Thursday, June 28, 2007
Two days outside the Tate
Spent just two days in London and there was a certain sweet decadence to it, a certain freedom.
Visits to other cities are always touched with a sense of the dutiful and the utilitarian. But the fact that I'd been to London several times before freed me. I was there for a thingie at the Tate Modern and they'd put us up in a hotel close by. I never really left the environs - just sat around by the river, walked around the exhibits, just let the time go by and the light slide on.
There was just one afternoon when we had to go to lunch at the Italian embassy. I took my friend Ruchir along and he duly photographed the food, giving me a holiday from my normally self embarrassing behaviour. I should add that this was completely his own craziness, not mine imposed on him. Husseyn, one of the artists from Istanbul, who owns some very fly shoes, and various flamboyant T-shirts and loves to drink as much as Ruchir, got along famously with him, although he kept calling him Richie. From now on my mental image of Ruchir will always inclulde a bow tie.

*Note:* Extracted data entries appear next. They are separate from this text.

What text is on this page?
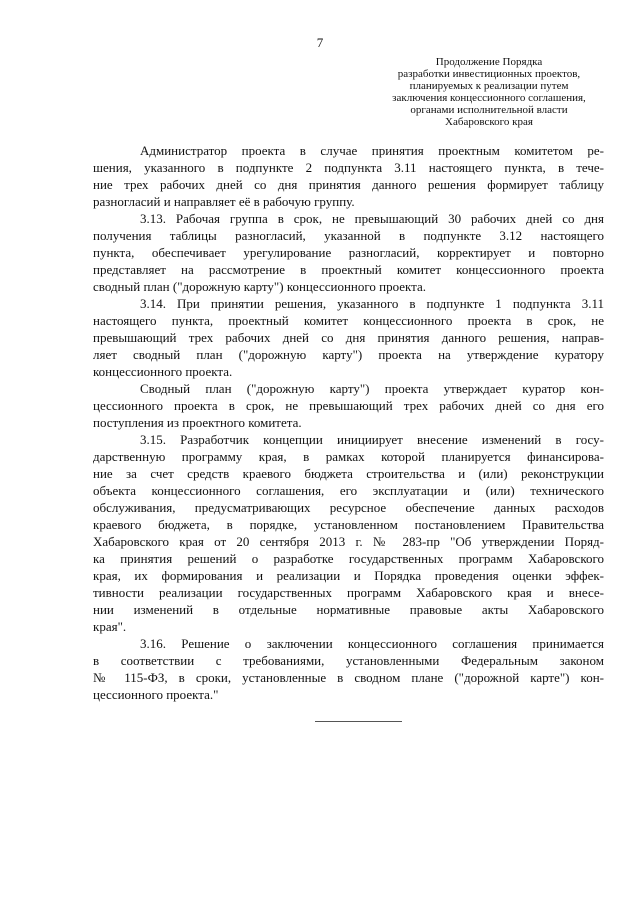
7
Продолжение Порядка
разработки инвестиционных проектов,
планируемых к реализации путем
заключения концессионного соглашения,
органами исполнительной власти
Хабаровского края
Администратор проекта в случае принятия проектным комитетом ре-
шения, указанного в подпункте 2 подпункта 3.11 настоящего пункта, в тече-
ние трех рабочих дней со дня принятия данного решения формирует таблицу
разногласий и направляет её в рабочую группу.
3.13. Рабочая группа в срок, не превышающий 30 рабочих дней со дня
получения таблицы разногласий, указанной в подпункте 3.12 настоящего
пункта, обеспечивает урегулирование разногласий, корректирует и повторно
представляет на рассмотрение в проектный комитет концессионного проекта
сводный план ("дорожную карту") концессионного проекта.
3.14. При принятии решения, указанного в подпункте 1 подпункта 3.11
настоящего пункта, проектный комитет концессионного проекта в срок, не
превышающий трех рабочих дней со дня принятия данного решения, направ-
ляет сводный план ("дорожную карту") проекта на утверждение куратору
концессионного проекта.
Сводный план ("дорожную карту") проекта утверждает куратор кон-
цессионного проекта в срок, не превышающий трех рабочих дней со дня его
поступления из проектного комитета.
3.15. Разработчик концепции инициирует внесение изменений в госу-
дарственную программу края, в рамках которой планируется финансирова-
ние за счет средств краевого бюджета строительства и (или) реконструкции
объекта концессионного соглашения, его эксплуатации и (или) технического
обслуживания, предусматривающих ресурсное обеспечение данных расходов
краевого бюджета, в порядке, установленном постановлением Правительства
Хабаровского края от 20 сентября 2013 г. № 283-пр "Об утверждении Поряд-
ка принятия решений о разработке государственных программ Хабаровского
края, их формирования и реализации и Порядка проведения оценки эффек-
тивности реализации государственных программ Хабаровского края и внесе-
нии изменений в отдельные нормативные правовые акты Хабаровского
края".
3.16. Решение о заключении концессионного соглашения принимается
в соответствии с требованиями, установленными Федеральным законом
№ 115-ФЗ, в сроки, установленные в сводном плане ("дорожной карте") кон-
цессионного проекта."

Later I went to see the Serpentine gallery with Husseyn and his wife Camilla and one more artist from Istanbul, Ousman. The art there was just ok, but I like the idea of a gallery in the middle of a public park. Imagine something like that in Azad Maidan. But no, we just get the darn cows.
It was perfect weather, so we came out of the gallery and sat around in the cool grass with the medium warm sun enveloping us. And indulged in a cab ride back. I don't know that I've ever taken a taxi in London!
On the last day I sat in a cafe with Ruchir and did a full day's adde baazi. We drank beer, ate pizza and olives and salad and finally a gigantic ice cream sundae. We gossipped and made faltu jokes and talked about books, friends, love, life and human failings (Ruchir's of course, I don't got any). Was a lovely day, with something of the agenda free innocence of our 20s, whiled away without anxiety, until it was time to take the flight home.